In January 2019, Tóibiín founded a new All-Ireland pro-life nationalist party called Aontú.

“Sinn Féin’s role in seeking British abortion laws for the north of Ireland has been jaw-dropping for all who have the pursuit of Irish self-determination at heart. For 200 years Irish republicans have told London that they have no business legislating for Ireland,” he said Sunday.

“Sinn Féin have sold out on the most important pillar of Irish Republicanism, Irish self-determination,” Tóibiín.

The Aontú leader said that abortion targets “the most voiceless and vulnerable section of the human family,” especially ethnic minorities, baby girls, the poor and those with disabilities.

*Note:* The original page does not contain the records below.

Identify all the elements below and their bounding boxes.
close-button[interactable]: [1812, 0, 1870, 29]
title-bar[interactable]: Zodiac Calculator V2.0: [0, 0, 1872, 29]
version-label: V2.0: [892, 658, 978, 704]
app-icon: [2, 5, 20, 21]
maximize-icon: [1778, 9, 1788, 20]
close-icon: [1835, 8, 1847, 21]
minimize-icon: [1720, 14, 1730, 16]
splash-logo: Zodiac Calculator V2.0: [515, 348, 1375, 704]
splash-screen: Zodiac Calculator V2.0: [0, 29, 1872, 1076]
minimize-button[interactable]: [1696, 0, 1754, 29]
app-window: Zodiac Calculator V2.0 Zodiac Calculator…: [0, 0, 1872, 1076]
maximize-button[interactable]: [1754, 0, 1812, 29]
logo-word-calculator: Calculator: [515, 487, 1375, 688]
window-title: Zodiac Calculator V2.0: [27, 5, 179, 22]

“Rather than tackling structural problems in our society, particularly those problems disproportionately faced by women, such as poverty and job insecurity, abortion provides an escape mechanism for the establishment so that they do not have to address pressing issues. Poverty and issues of resources should be confronted. Nullifying the right to life is an extremely regressive step that does nothing to alleviate the structural problems faced in society,” Tóibiín said.

O’Loan said the last-minute appeal to reform the Northern Ireland government is “no political stunt,” adding that the province needs to have its representatives working for their constituents.

“We need the Assembly to deal with what will happen to us during Brexit, to take the decisions necessary to allow our country to function again, to make our health, education and other services function properly again and most of all to stop this most radical abortion law being imposed on Northern Ireland,” she said.